TWO DAYS LATER MILITZA INVITED RASPUTIN TO THE COUNTESS Ignatiev’s salon. When she, Stana, and Nikolasha collected him from Bishop Theofan’s apartment, they were surprised to see him dressed not in the black robes of a priest but in a handsome, loose-fitting cream silk shirt with baggy red trousers and the knee-high boots of a peasant. But not a real peasant—it was more a costume, something that could have been worn at one of the Grand Duchess Vladimir’s glamorous parties.
“Good evening,” he said, getting into the car. He smelled very heavily of violets. “Your Imperial Highness,” he acknowledged Nikolasha with a curt nod.
“What a charming cologne,” said Stana.
“I have been to the bathhouse,” came his reply. He paused. “Your husbands are with you?”

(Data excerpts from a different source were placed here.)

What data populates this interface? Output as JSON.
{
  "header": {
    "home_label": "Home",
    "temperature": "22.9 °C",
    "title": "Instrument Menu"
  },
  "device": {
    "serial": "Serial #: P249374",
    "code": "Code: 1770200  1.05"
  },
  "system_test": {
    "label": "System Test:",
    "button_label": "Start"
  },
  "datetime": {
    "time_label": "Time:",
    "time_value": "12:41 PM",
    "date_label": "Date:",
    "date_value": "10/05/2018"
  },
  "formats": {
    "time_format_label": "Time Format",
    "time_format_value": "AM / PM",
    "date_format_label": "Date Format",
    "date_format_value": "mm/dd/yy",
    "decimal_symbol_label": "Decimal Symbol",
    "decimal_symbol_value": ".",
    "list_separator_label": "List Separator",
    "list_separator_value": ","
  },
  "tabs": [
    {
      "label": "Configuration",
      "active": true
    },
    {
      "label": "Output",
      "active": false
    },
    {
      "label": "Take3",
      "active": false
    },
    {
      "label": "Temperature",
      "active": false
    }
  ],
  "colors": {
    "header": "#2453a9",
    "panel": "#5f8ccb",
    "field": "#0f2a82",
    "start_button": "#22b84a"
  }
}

“Mine?” Stana laughed despite herself.
“Moscow,” added Militza. “He had some business to attend to. And Stana’s . . .”
“. . . is always in Biarritz.”
The Countess Ignatiev was so delighted that Militza and Stana should once more be gracing her salon, and that they’d brought a new protégé with them, that she immediately had someone open a bottle of champagne.
“Welcome,” she gushed as she handed Rasputin a glass. “We are so terribly excited to receive you here. Your reputation comes before you.”
“My reputation, Madame?” asked Rasputin as he drained the glass in one. “I was not aware I had one.” He looked at the glass and, with a revolted face, returned it to the salver. “Do you have any Madeira wine?”
“Madeira? Of course.” The countess nodded at a liveried servant, who immediately departed to find a bottle. “Now how is the empress?” she asked, linking arms with Militza as she led them into the room. “And the little boy? They are so ensconced in Tsarskoye Selo, especially since all the troubles, that no one sees them anymore. What does the boy look like? I went to London during the summer and you can’t move for photographs of the royal family—at the races, taking a ride out in a carriage, cutting ribbons here, opening other things there. They are forever in the newspapers. But here? We never so much as glimpse ours. Is he a handsome child? You and Stana are the only ones who ever see them!”